April was totally bummed that Dave was moving to the other side of the country. She, too, had felt an undeniable pull toward him, and was hoping Dave would say out loud what she was thinking.

But Dave isn’t that kind of guy. He’s shy and contemplative. When he wants to express his feelings, he writes a song or draws a picture. This time, though, he wrote a letter. A LONG letter. Longer than he expected. Eleven years’ worth of thoughts about the evolution of his feelings for April long. That’s a lot of words.

April thought it was about time! She told Dave she felt the same, and the two officially started their lives together as a couple.

The cool part about their relationship is that they had a long time to cultivate a friendship and really get to know each other. Everyone says couples should be friends first, but that rarely happens. Though it wasn’t exactly intentional, I wanted to know whether or not Dave and April would have started out with a slow friendship, had they known all those years ago they would take the romantic route together.
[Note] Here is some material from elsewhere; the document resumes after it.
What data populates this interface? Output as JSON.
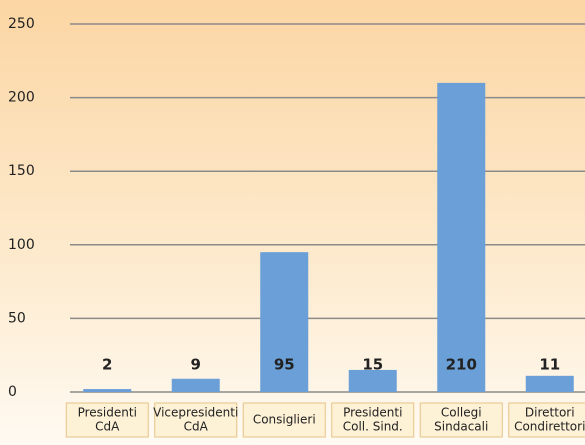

“I don’t think I’ve ever dated anyone I wasn’t friends with first,” April admits. “You know so much about the person’s core, what their morals are and you get all the major questions answered. I had crushes on people I wasn’t friends with, but I wouldn’t let it turn into more because there wasn’t a base. Having a friendship under your belt gives you a great level of trust. Whether the sparks fly, you have to wait and see.”

Dave agrees. “I got to see April from all different angles, in every stage of life, and that was really helpful,” he adds. “Having already had a relationship for 13 years, it’s not hard to think about the next 13 years and the 13 after that.”

Future tripping is so easy for Dave, in fact, that he wanted to start those next 13 years right away. So he and April got married July 4, 2010.

How do two people decide they want to stay together forever? How, in this day of drive-through divorces and relationships that start and end in the time it takes you to say cheeseburger, do people form their thoughts about commitment?

Having healthy relationships modeled to you is one way – an option most of us aren’t fortunate enough to have had, but something from which Dave and April both benefited.

Shared goals is another. Dave and April both want children, and it was something they discussed up front, so they could be sure they were on the same page. Teamwork is also another big one.

“Having someone you can rely on and always trust as a part of your team is key,” April says. “You need to be able to open up to them about anything and if you get really bogged down with work or have a bad day, they will support you.”

Beyond the basics, though, April thinks a good partner should also inspire you and work to keep things fresh.

That’s why they play piano together. And go on secret trips. Whenever it’s someone’s turn to plan the trip, they send photos and clues to the other person throughout the week. They cook dinner while listening to music, and April has gotten Dave addicted to “So You Think You Can Dance.”

“Dave and I have core commonalities like our beliefs and morals, but on the outside – the way we look at things, our reactions and problem solving skills – we’re different,” April admits. “We wouldn’t pick the same movie on any given night, but I never feel like he’s dragging me to something I don’t want. The part that doesn’t overlap helps us grow and be exposed to something new. A lot of people think your perfect match will be like you in every way and agree with you, but I wouldn’t want it that way. Dave is so exciting, inventive and imaginative.

“If I said one weekend, ‘Let’s go to a park and just draw for the day,’ he’d be up for it. I’m so glad I get to have him for the rest of my life.”